Truly, my friends, we live in an era that is insane with greed and expediency, an era that rejects derisively the wisdom of the ages, an era that weighs life in the balance with personal convenience, and decides that convenience is the better good.

Before these ominous perversities, then, it is not unnatural or wrong that we should feel some weariness, some exhaustion, some semblance of despair about the fight for right, or about whether we shall ever succeed in our quest. But though we night feel these things, we must, nevertheless, resist the temptation to succumb - for our faith tells us that God uses the weakness of men and women for His own purpose, and that one ounce of courage offered to God is stronger in the end than all the weight of evil which might press against that courage. What else could St. Paul be teaching us when he says:

God chose the foolish of the world to shame the wise. . . God chose the weak of the world to shame the strong. . . God chose the lowly, those who count for nothing, to reduce to nothing those who are something.

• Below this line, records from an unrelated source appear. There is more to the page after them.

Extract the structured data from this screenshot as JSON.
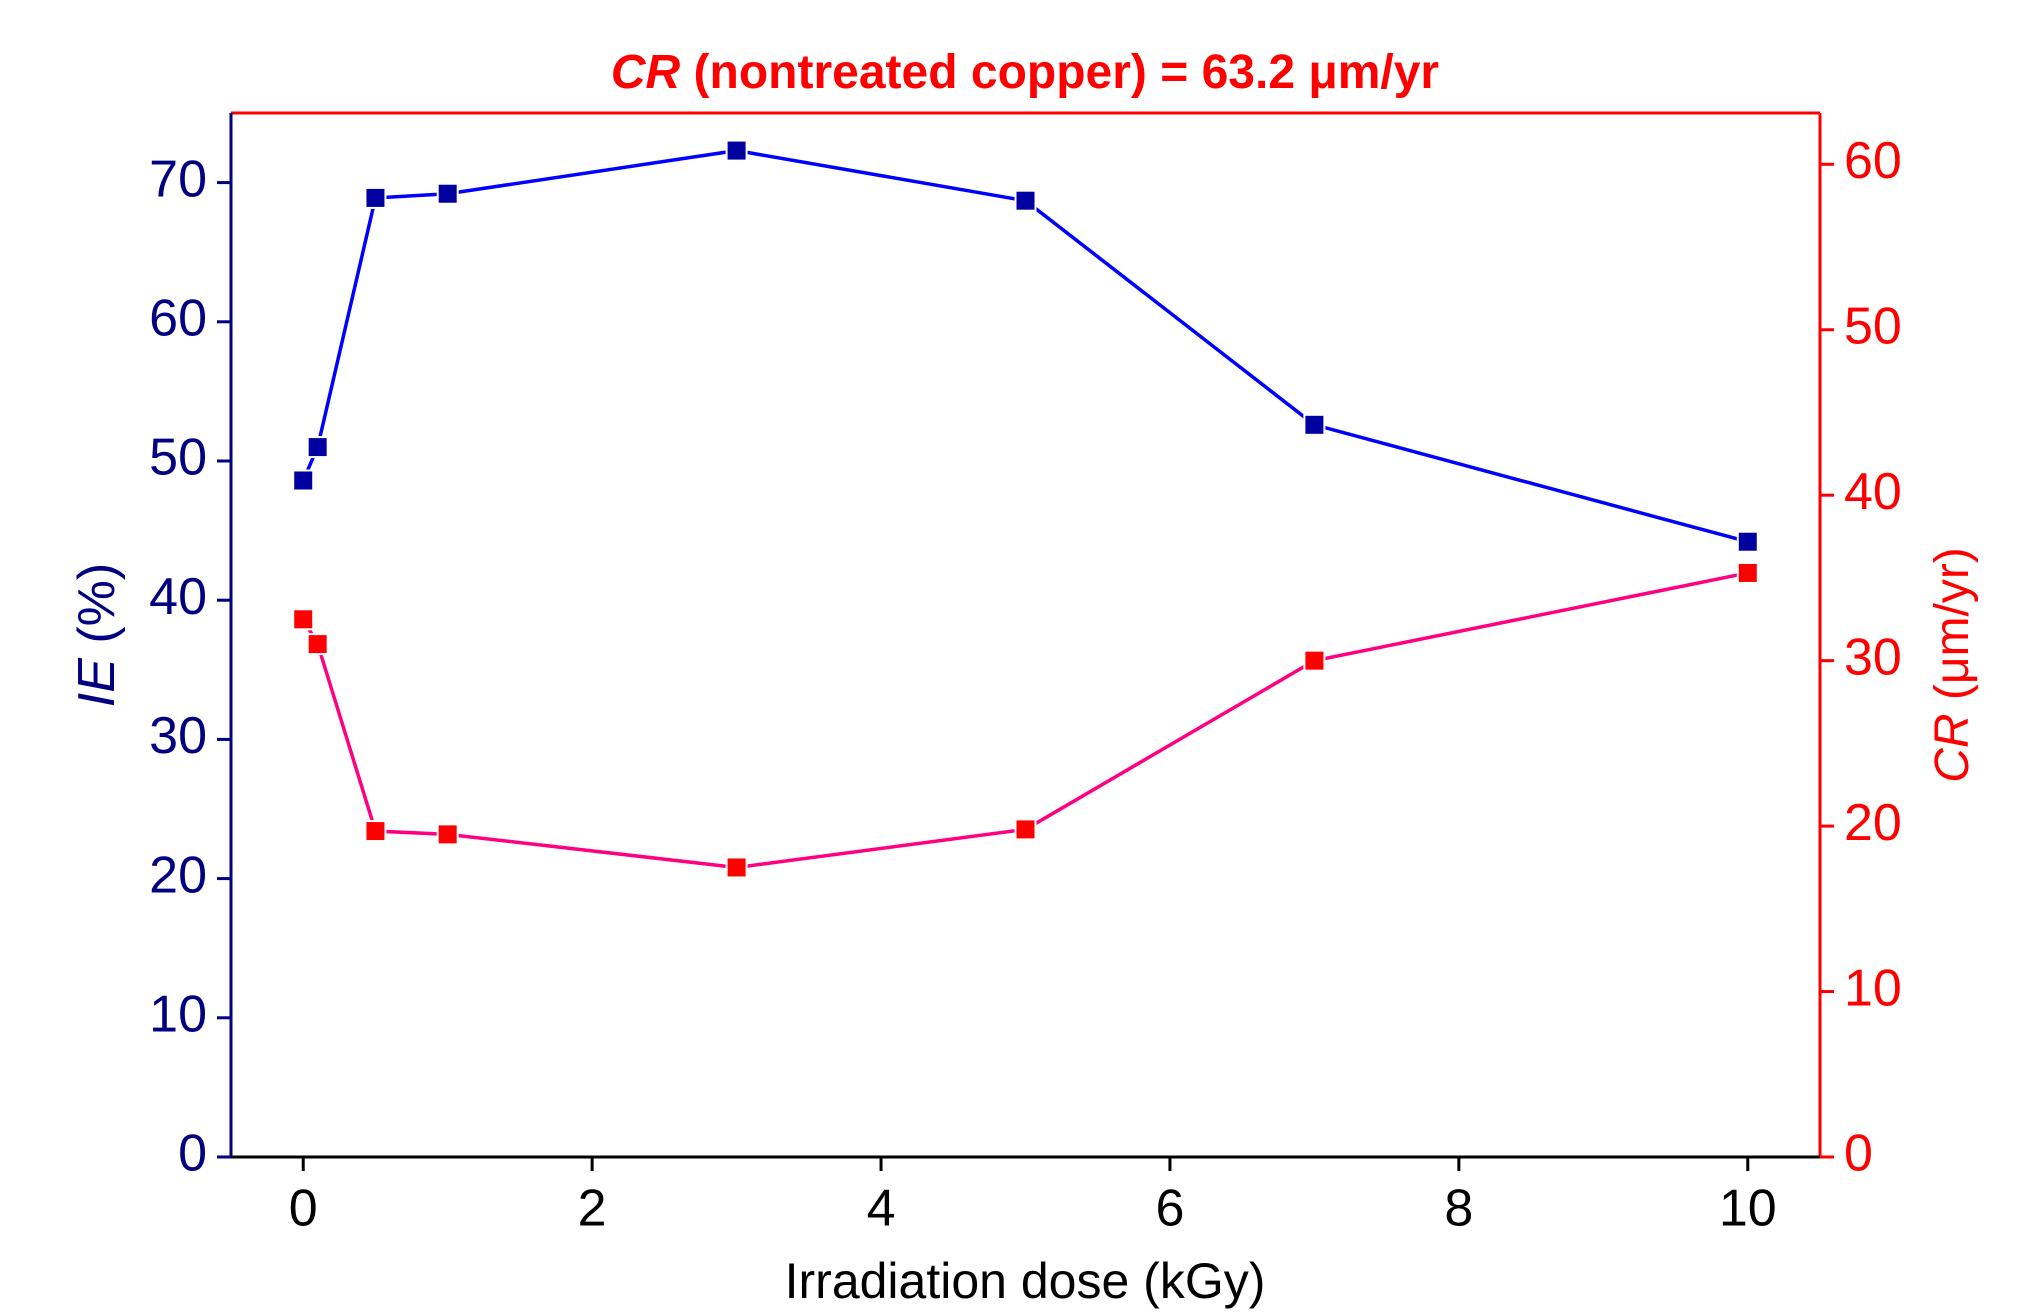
{
  "chart_data": {
    "type": "line",
    "title": {
      "italic": "CR",
      "text": " (nontreated copper) = 63.2 μm/yr"
    },
    "xlabel": "Irradiation dose (kGy)",
    "ylabel": {
      "italic": "IE",
      "text": " (%)"
    },
    "y2label": {
      "italic": "CR",
      "text": " (μm/yr)"
    },
    "x": [
      0,
      0.1,
      0.5,
      1,
      3,
      5,
      7,
      10
    ],
    "series": [
      {
        "name": "IE",
        "color": "#0000a0",
        "line_color": "#0000ff",
        "axis": "y",
        "values": [
          48.6,
          51,
          68.9,
          69.2,
          72.3,
          68.7,
          52.6,
          44.2
        ]
      },
      {
        "name": "CR",
        "color": "#ff0000",
        "line_color": "#ff0080",
        "axis": "y2",
        "values": [
          32.5,
          31,
          19.7,
          19.5,
          17.5,
          19.8,
          30,
          35.3
        ]
      }
    ],
    "xlim": [
      -0.5,
      10.5
    ],
    "xticks": [
      0,
      2,
      4,
      6,
      8,
      10
    ],
    "ylim": [
      0,
      75
    ],
    "yticks": [
      0,
      10,
      20,
      30,
      40,
      50,
      60,
      70
    ],
    "y2lim": [
      0,
      63.1
    ],
    "y2ticks": [
      0,
      10,
      20,
      30,
      40,
      50,
      60
    ],
    "y_color": "#000080",
    "y2_color": "#ff0000",
    "title_color": "#ff0000"
  }
}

And so we agree, and say, "Then let me be a fool for God, let me be weak for the sake of His strength, let me be nothing, that He might be everything."

My brothers and sisters, in a world which seems to have defeated God, and which murders its own children, we must not capitulate. Instead, we must take the higher road, a road which is concealed from those who have no heart, but a road which stretches out clearly before those of us who have God in our hearts. And though we protest, though we call upon the evil-doers to stop their terrible acts, though we lobby our government and harangue our errant neighbors, let us never stoop to violence in order to achieve our goal, but always bear in mind those binding, if mysterious words of Jesus Christ: "Love your enemies, do good to them, be merciful, just as your Father is merciful, for upon those who show mercy, shall mercy be shown."

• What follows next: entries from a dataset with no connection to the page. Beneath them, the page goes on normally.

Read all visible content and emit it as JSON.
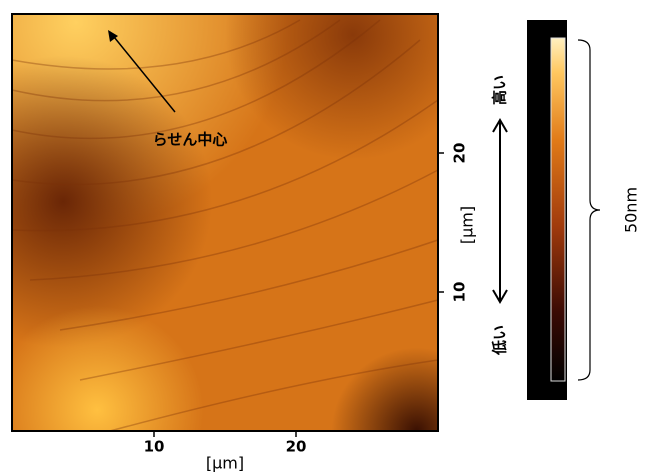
{
  "image": {
    "xlim": [
      0,
      30
    ],
    "ylim": [
      0,
      30
    ],
    "xticks": [
      10,
      20
    ],
    "yticks": [
      10,
      20
    ],
    "xlabel": "[µm]",
    "ylabel": "[µm]",
    "annotation": "らせん中心"
  },
  "colorbar": {
    "range_label": "50nm",
    "high": "高い",
    "low": "低い"
  }
}
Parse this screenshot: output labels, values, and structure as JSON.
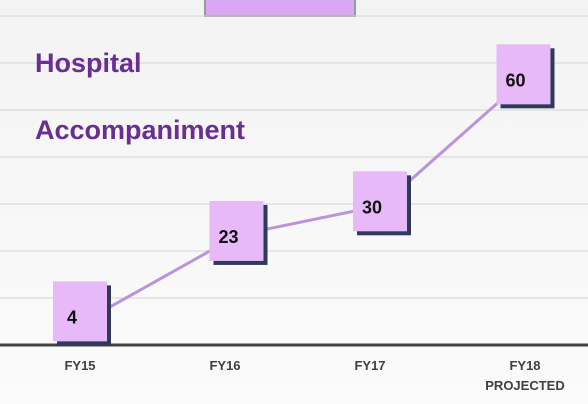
{
  "chart_data": {
    "type": "line",
    "title": "Hospital Accompaniment",
    "categories": [
      "FY15",
      "FY16",
      "FY17",
      "FY18 PROJECTED"
    ],
    "values": [
      4,
      23,
      30,
      60
    ],
    "color": "#b994d9",
    "ylim": [
      -3,
      78.5
    ]
  }
}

Perhaps we lack the strength necessary to carry out these commandments perfectly, but here is where the mercy of God enters the play, here is where the mercy of God takes up the slack in our own weak courage, for the mercy of God is in the heart of Jesus Christ, and when we partake of the Holy Sacrament of the Eucharist, as we will today, the mercy of God also fills our hearts, and makes of us, something far greater than we are on our own.

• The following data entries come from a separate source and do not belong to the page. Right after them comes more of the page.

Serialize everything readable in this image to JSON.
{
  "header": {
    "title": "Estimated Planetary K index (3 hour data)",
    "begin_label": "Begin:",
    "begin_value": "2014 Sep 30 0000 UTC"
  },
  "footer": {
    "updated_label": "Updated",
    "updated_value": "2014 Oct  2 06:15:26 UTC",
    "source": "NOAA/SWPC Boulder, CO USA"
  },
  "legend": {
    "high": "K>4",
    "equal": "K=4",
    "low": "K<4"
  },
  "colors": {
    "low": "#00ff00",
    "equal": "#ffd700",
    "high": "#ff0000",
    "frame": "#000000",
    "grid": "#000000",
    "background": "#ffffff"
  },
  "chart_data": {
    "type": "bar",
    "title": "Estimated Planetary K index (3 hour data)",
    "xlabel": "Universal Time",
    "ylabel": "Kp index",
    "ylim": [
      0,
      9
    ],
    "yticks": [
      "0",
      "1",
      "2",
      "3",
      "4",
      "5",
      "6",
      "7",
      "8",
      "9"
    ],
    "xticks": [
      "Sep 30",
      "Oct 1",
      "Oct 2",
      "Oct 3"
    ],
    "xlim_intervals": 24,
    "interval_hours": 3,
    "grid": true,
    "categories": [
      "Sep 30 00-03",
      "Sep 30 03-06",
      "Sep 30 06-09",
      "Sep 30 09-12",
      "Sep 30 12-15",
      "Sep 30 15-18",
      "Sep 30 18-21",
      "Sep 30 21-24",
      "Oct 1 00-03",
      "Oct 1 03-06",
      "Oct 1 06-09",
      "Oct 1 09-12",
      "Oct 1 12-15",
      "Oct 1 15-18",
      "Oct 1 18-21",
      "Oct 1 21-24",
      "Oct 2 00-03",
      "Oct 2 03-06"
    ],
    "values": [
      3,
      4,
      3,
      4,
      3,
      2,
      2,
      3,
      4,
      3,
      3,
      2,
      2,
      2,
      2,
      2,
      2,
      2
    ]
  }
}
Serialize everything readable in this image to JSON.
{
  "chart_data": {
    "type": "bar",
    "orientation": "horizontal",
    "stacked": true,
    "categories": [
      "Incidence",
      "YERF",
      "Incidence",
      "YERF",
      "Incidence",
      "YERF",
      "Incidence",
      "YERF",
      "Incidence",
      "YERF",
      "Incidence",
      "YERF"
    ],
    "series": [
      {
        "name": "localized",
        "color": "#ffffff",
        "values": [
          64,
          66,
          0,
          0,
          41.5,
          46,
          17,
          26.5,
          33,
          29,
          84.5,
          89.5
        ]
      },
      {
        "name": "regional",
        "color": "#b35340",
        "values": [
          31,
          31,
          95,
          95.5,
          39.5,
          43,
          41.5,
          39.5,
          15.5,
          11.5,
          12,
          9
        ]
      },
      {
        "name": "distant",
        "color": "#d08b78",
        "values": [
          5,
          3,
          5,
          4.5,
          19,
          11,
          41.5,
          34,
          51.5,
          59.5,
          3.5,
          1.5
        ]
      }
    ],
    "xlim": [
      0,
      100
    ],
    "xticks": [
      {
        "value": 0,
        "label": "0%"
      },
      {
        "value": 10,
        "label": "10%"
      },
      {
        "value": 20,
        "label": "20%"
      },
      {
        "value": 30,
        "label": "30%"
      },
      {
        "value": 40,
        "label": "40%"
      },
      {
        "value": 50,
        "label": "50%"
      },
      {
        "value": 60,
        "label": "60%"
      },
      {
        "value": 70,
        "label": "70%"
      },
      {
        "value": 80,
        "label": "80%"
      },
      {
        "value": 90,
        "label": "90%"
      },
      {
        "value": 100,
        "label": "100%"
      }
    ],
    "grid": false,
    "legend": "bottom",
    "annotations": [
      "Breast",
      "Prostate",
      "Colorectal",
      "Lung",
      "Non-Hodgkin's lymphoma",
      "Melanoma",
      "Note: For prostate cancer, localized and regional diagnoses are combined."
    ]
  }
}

Jesus Christ endured the consequences of His belief, even to the point of rejection and scorn - undergoing an agonizing death on the cross, giving His life for the covenant, because we - we - are worth the suffering. Today, we pray, that in His ineffable generosity, God will also accept the suffering of the millions of infants whom we remember, and through the merits of their suffering and the perfect suffering of Jesus Christ, will have mercy on this world, and bring it new healing, new peace, and everlasting love.